Taylor Lorenz, a tech columnist for the Washington Post who frequently reports on social media creators, says that Liquid Death’s content resonates with Gen Z audiences because it speaks to them on their own terms. “[Liquid Death is] kind of nihilist in a way that appeals to Gen Z,” she says. A slogan like “Murder Your Thirst” taps into Gen Z’s surreal, Dadaist meme humor.
Apart from its marketing, Liquid Death has another competitive advantage: sustainability. Whereas many water brands use ecologically damaging plastics that clog our oceans with a glut of microplastics, Liquid Death’s aluminum cans can be recycled an infinite number of times. Andrea Hernandez, a food and beverage brand expert and founder of Snaxshot, points out a beverage brand’s sustainability message can be a major sticking point for young audiences. “I feel that they actually care about sustainability and don’t just use it as an advertising point,” Rojas confirms.
Liquid Death’s popularity recalls the La Croix madness of the mid-2010s, which also began, as Vox reported, online. TV writers, as they’re wont to do, wrote about the delicately flavored seltzer extensively on Twitter, and slowly but surely, La Croix’s aluminum cans appeared on tee shirts and in enormous displays in supermarkets across the country. Fans highly anticipated and hotly debated new flavors were tickled that La Croix had little perceptible flavor.
Today, La Croix is the millennial pink of the beverage industry—cloyingly ubiquitous and desperately overdone—but last decade, it was somewhat of a status symbol. For a certain group of urban, terminally online millennials, it was an inside joke; a shared meme that not only existed in real life, but also faintly tasted of grapefruit.

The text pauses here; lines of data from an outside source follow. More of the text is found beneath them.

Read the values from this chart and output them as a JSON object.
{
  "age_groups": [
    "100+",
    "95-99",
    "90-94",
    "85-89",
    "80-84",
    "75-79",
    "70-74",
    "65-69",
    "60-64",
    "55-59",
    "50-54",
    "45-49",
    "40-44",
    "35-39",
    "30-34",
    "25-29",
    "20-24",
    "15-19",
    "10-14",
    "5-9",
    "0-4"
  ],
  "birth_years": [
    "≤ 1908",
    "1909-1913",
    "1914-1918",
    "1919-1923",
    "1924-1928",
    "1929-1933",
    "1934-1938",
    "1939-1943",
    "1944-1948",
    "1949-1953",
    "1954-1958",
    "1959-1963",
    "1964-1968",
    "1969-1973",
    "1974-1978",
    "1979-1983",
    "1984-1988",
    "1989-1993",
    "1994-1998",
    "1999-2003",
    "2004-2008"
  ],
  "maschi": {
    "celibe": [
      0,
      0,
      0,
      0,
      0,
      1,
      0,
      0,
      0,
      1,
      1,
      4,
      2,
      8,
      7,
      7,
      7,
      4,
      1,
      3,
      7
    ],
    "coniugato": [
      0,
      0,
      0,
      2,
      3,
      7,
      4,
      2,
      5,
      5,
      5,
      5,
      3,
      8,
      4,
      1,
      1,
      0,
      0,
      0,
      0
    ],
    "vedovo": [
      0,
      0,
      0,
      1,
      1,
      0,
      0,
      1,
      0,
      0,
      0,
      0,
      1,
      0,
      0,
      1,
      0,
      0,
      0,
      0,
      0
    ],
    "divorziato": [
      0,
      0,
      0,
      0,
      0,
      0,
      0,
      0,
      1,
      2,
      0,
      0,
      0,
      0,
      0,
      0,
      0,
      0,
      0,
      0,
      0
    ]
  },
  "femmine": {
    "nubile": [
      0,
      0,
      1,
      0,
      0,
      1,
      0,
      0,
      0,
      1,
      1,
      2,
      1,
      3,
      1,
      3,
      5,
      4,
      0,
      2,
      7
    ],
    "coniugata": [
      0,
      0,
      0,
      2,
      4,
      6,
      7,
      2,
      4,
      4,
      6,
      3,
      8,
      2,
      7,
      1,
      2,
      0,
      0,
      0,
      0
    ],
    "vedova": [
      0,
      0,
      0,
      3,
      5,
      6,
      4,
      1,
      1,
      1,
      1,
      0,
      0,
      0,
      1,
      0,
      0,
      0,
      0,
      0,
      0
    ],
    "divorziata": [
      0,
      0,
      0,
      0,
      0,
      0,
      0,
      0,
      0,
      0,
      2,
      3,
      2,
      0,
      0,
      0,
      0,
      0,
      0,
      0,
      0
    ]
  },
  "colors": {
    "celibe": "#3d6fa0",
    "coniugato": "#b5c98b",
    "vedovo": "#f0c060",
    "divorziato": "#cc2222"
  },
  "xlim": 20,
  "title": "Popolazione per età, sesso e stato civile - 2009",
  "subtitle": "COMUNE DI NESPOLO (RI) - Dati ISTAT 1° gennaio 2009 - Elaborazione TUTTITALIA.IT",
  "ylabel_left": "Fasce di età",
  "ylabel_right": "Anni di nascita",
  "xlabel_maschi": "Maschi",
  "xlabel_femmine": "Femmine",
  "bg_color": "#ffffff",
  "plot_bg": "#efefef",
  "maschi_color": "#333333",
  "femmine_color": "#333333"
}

Much in the same way La Croix did, Liquid Death has become an identity signifier. It’s not just about sipping water out of an aluminum can; it’s about signaling to others that you’re the type of person who appreciates the irreverence or environmental values associated with Liquid Death. It’s also, as with any brand touting a strong internet presence, a way to show people that you get the meme—you have access to a certain circle of TikTok, and if someone else gets the joke too, well, you may just have something in common. “But it’s [also] not a joke, because then you start enjoying the product,” Lorenz adds.

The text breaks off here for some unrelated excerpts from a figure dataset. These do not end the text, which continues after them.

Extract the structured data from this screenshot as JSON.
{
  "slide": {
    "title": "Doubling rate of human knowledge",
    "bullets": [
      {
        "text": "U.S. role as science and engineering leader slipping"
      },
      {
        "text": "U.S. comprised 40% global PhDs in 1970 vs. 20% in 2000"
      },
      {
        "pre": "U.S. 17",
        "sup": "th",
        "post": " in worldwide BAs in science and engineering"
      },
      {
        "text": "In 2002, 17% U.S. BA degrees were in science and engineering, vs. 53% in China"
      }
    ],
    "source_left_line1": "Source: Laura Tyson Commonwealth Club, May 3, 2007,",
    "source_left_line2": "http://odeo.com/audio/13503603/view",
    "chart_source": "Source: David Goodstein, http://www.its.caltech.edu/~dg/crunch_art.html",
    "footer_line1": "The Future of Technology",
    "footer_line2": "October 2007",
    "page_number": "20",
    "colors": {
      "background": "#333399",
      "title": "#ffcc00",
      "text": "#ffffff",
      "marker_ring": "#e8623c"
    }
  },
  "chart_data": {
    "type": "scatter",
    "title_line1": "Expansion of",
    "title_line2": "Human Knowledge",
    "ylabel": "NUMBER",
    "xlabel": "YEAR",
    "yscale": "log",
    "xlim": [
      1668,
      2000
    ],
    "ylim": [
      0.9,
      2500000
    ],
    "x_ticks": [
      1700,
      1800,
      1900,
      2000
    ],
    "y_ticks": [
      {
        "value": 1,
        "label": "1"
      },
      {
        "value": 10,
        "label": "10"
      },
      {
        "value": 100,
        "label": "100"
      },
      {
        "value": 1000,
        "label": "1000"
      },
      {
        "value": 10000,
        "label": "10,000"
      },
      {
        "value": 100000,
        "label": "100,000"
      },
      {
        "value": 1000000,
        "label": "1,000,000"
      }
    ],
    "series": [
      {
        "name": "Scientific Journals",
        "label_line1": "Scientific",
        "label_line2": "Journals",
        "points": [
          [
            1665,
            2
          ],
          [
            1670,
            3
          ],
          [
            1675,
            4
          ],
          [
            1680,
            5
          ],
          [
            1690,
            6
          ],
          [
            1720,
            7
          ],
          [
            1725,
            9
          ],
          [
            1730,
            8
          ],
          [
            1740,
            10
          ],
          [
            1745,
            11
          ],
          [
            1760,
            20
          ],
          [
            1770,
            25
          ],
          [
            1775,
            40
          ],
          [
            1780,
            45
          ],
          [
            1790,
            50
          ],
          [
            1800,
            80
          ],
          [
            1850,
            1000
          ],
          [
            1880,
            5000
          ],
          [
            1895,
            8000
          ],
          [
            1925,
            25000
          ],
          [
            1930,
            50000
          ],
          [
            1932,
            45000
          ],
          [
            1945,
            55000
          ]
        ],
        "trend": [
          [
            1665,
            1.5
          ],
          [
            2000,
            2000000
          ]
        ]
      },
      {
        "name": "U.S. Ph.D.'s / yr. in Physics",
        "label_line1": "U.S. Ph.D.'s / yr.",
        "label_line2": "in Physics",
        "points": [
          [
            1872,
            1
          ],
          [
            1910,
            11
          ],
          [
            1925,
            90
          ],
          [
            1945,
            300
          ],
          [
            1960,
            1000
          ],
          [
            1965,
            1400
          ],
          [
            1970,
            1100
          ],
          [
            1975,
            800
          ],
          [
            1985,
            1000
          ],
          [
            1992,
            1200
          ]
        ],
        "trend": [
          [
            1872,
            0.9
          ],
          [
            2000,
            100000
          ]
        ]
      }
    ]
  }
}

Seltzer has long been growing in popularity, and in 2016 (probably thanks to La Croix), it eclipsed soda for the first time. Now, in lockstep with the cultural zeitgeist, Liquid Death represents a new future for seltzer. One that invites drinkers to not only sip on a can of Liquid Death, but to step into its world filled with macabre candles and merch-based midterms voting incentives.

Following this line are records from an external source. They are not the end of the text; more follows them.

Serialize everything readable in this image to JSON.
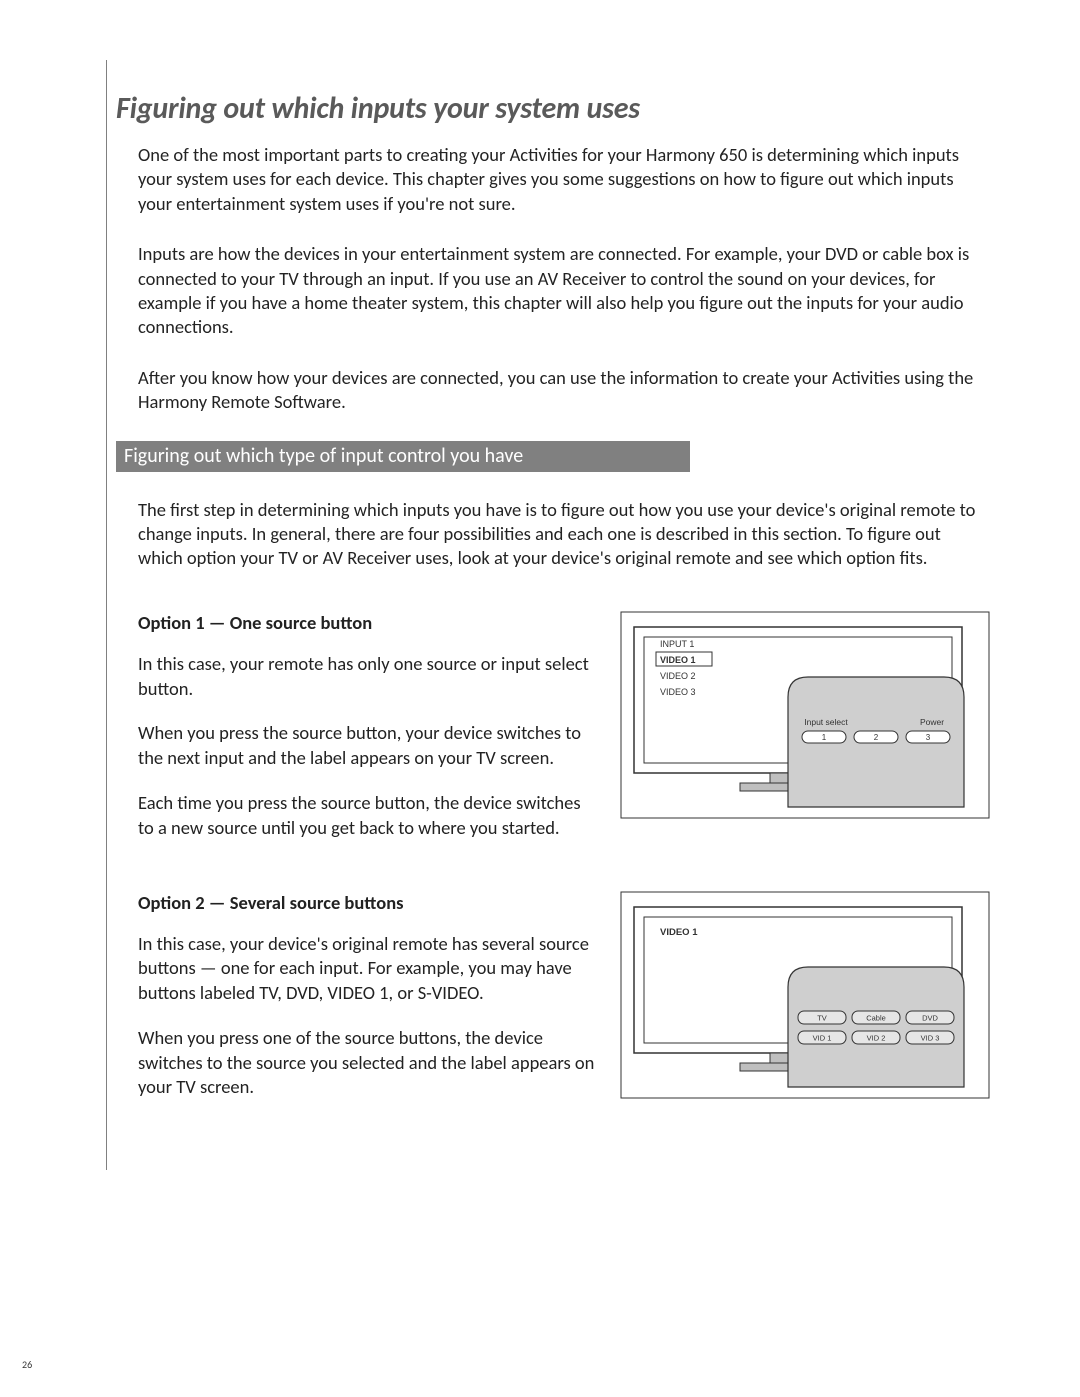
{
  "page_number": "26",
  "heading": "Figuring out which inputs your system uses",
  "intro_paragraphs": [
    "One of the most important parts to creating your Activities for your Harmony 650 is determining which inputs your system uses for each device. This chapter gives you some suggestions on how to figure out which inputs your entertainment system uses if you're not sure.",
    "Inputs are how the devices in your entertainment system are connected. For example, your DVD or cable box is connected to your TV through an input. If you use an AV Receiver to control the sound on your devices, for example if you have a home theater system, this chapter will also help you figure out the inputs for your audio connections.",
    "After you know how your devices are connected, you can use the information to create your Activities using the Harmony Remote Software."
  ],
  "section_bar": "Figuring out which type of input control you have",
  "section_intro": "The first step in determining which inputs you have is to figure out how you use your device's original remote to change inputs. In general, there are four possibilities and each one is described in this section. To figure out which option your TV or AV Receiver uses, look at your device's original remote and see which option fits.",
  "option1": {
    "title": "Option 1 — One source button",
    "paragraphs": [
      "In this case, your remote has only one source or input select button.",
      "When you press the source button, your device switches to the next input and the label appears on your TV screen.",
      "Each time you press the source button, the device switches to a new source until you get back to where you started."
    ],
    "figure": {
      "menu_items": [
        "INPUT 1",
        "VIDEO 1",
        "VIDEO 2",
        "VIDEO 3"
      ],
      "menu_selected_index": 1,
      "button_labels": {
        "left": "Input select",
        "right": "Power"
      },
      "number_buttons": [
        "1",
        "2",
        "3"
      ],
      "colors": {
        "outer_border": "#333333",
        "screen_fill": "#ffffff",
        "screen_border": "#333333",
        "remote_fill": "#cfcfcf",
        "remote_border": "#333333",
        "button_fill": "#ffffff",
        "text": "#333333",
        "selected_border": "#333333",
        "stand_fill": "#bfbfbf"
      }
    }
  },
  "option2": {
    "title": "Option 2 — Several source buttons",
    "paragraphs": [
      "In this case, your device's original remote has several source buttons — one for each input. For example, you may have buttons labeled TV, DVD, VIDEO 1, or S-VIDEO.",
      "When you press one of the source buttons, the device switches to the source you selected and the label appears on your TV screen."
    ],
    "figure": {
      "screen_label": "VIDEO 1",
      "row1_buttons": [
        "TV",
        "Cable",
        "DVD"
      ],
      "row2_buttons": [
        "VID 1",
        "VID 2",
        "VID 3"
      ],
      "colors": {
        "outer_border": "#333333",
        "screen_fill": "#ffffff",
        "screen_border": "#333333",
        "remote_fill": "#cfcfcf",
        "remote_border": "#333333",
        "button_fill": "#e6e6e6",
        "button_border": "#333333",
        "text": "#333333",
        "stand_fill": "#bfbfbf"
      }
    }
  }
}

“I’m not much of a water drinker because the taste of water is straight up not enjoyable most of the time,” says Rojas, “but something about Liquid Death makes me want to drink more. I had two cans in one sitting and I could’ve totally had four more.” For many Zoomers, Liquid Death has positioned itself as the drink of choice by acknowledging what they have been tacitly joking at: In the world’s ever-shifting landscape of terrifying absurdity, what else is there to do but throw up your hands and take a sip of Liquid Death?